In discussions, a procuring agency is not required to inform a prospective contractor that its costs are higher than those of its competitors, unless those costs are so high as to be unreasonable.
This important potential limitation on the scope of discussions was at issue in a recent GAO bid protest decision, in which the GAO held that an agency had not erred by failing to inform an offeror that its proposed costs were approximately $3 million higher than the awardee’s.
The GAO’s decision in George C. Sharp, Inc., B-408306 (Aug. 5, 2013) involved a Navy procurement for inactive ship maintenance and repair services. The solicitation called for award to be made on a best value basis, considering performance and management approach, past performance, personnel resources, and cost. With respect to cost, the solicitation advised offerors that the Navy would perform a cost realism evaluation and consider the offeror’s ability to project costs “which are realistic and reasonable.”
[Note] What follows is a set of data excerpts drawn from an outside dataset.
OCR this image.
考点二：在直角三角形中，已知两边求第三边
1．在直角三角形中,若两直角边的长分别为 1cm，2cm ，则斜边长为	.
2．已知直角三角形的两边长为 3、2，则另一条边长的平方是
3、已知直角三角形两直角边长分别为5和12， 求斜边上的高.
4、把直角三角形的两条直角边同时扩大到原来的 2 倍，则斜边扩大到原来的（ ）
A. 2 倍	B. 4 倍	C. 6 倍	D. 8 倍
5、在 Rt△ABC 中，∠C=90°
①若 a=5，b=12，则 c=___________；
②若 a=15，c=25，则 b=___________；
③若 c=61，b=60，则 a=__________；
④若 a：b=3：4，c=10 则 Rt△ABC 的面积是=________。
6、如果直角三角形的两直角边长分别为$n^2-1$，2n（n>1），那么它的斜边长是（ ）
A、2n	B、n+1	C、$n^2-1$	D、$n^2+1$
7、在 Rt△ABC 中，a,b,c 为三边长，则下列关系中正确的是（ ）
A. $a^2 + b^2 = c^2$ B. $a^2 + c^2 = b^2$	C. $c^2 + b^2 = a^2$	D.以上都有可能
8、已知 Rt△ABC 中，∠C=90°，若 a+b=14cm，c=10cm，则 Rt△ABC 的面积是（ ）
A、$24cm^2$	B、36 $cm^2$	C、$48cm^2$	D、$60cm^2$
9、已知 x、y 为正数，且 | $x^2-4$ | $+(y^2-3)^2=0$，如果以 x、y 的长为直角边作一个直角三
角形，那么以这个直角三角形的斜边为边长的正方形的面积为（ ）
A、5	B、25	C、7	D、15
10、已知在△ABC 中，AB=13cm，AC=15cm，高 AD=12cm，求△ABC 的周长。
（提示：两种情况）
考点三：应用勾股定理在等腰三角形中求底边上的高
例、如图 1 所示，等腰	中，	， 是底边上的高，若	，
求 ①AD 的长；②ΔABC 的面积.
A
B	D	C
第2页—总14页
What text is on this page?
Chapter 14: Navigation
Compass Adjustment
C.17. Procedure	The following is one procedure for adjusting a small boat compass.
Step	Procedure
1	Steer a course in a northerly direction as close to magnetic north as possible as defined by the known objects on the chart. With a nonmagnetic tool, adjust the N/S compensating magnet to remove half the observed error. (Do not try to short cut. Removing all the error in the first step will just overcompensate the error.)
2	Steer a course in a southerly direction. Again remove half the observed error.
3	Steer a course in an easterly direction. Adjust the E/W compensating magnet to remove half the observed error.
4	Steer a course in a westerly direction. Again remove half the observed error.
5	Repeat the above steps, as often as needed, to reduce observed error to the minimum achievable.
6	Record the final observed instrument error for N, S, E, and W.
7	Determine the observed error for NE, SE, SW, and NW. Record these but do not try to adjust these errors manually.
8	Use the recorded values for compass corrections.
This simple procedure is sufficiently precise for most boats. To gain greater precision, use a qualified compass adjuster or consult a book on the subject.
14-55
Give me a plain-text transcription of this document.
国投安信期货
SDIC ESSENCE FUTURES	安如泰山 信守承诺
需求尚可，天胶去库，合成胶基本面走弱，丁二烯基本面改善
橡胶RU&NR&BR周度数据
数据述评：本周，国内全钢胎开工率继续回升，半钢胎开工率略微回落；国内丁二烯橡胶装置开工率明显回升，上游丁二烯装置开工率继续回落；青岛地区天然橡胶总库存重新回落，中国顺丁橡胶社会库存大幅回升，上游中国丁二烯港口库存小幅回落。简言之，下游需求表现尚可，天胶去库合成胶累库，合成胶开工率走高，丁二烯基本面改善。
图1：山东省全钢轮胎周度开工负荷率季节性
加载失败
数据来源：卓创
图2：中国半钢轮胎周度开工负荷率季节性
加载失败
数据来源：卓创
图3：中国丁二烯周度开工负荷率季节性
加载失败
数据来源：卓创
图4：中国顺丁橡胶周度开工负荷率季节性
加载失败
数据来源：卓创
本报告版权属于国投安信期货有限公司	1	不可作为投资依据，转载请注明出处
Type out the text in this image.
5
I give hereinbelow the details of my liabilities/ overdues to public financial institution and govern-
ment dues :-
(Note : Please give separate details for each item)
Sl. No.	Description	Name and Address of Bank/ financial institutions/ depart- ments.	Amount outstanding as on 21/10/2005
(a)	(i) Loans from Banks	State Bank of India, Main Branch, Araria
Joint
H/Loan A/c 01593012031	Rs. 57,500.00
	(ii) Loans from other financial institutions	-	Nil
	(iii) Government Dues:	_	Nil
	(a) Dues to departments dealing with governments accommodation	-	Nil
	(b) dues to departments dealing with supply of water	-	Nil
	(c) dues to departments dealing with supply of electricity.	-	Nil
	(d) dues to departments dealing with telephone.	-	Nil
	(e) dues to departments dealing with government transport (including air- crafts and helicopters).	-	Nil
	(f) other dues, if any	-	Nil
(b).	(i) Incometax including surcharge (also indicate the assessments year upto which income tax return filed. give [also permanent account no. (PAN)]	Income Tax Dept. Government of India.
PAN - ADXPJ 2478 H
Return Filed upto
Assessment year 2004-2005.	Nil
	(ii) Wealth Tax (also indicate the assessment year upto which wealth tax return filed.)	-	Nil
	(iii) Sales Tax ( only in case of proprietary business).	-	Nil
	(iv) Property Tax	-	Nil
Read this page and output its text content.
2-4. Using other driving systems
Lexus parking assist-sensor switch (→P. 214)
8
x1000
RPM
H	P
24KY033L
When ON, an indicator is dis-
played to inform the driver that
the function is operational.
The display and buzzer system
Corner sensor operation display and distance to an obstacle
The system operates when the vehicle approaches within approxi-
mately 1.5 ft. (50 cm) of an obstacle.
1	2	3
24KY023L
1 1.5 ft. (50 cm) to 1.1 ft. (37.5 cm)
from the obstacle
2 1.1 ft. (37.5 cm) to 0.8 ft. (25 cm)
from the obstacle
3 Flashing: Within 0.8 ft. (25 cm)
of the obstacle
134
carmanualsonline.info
The Navy received proposals from four offerors, including a proposal from George C. Sharp, Inc., the incumbent contractor. In discussions, the Navy informed Sharp that its costs appeared understated in certain specific areas, based on a consideration of Sharp’s costs under the incumbent contract, as well as information available from the Defense Contract Audit Agency and Defense Contract Management Agency. The Navy also advised Sharp to review its proposed fee “taking into account the competitive environment under which this solicitation has been issued.”
Sharp responded by providing additional justification to support its costs. In its final proposal revision, Sharp reduced its fixed fee, but made no other changes to its proposed costs. Sharp’s final cost proposal was $27,473,049. The Navy subsequently informed that the contract had been awarded to a competitor, which had proposed costs of $24,369,425.
Sharp filed a GAO bid protest. Sharp alleged, in part, that the Navy should have advised Sharp to lower its costs in order to be competitive with the awardee’s proposal.
The GAO rejected this argument. Citing a prior bid protest decision, the GAO wrote, “[w]here, as here, an offeror’s costs are high in comparison to those of its competitors, the agency may, but is not required to, address the matter during discussions.” The GAO continued, “[a]ccordingly, if an offeror’s costs are not so high as to be unreasonable and unacceptable for contract award, the agency may reasonably conduct meaningful discussions without advising the offeror that its costs are not competitive.” The GAO denied Sharp’s protest.
The George C. Sharp GAO bid protest decision illustrates an important limit on the scope of discussions: unless a prospective contractor’s proposed costs are so high as to render its proposal unreasonable and unacceptable for award, the agency has no obligation to mention that the proposed costs are significantly higher than those of other offerors. It’s all the more reason for offerors to carefully re-evaluate their own proposed costs before submitting a final proposal revision–even if the procuring agency has not mentioned that those costs are high.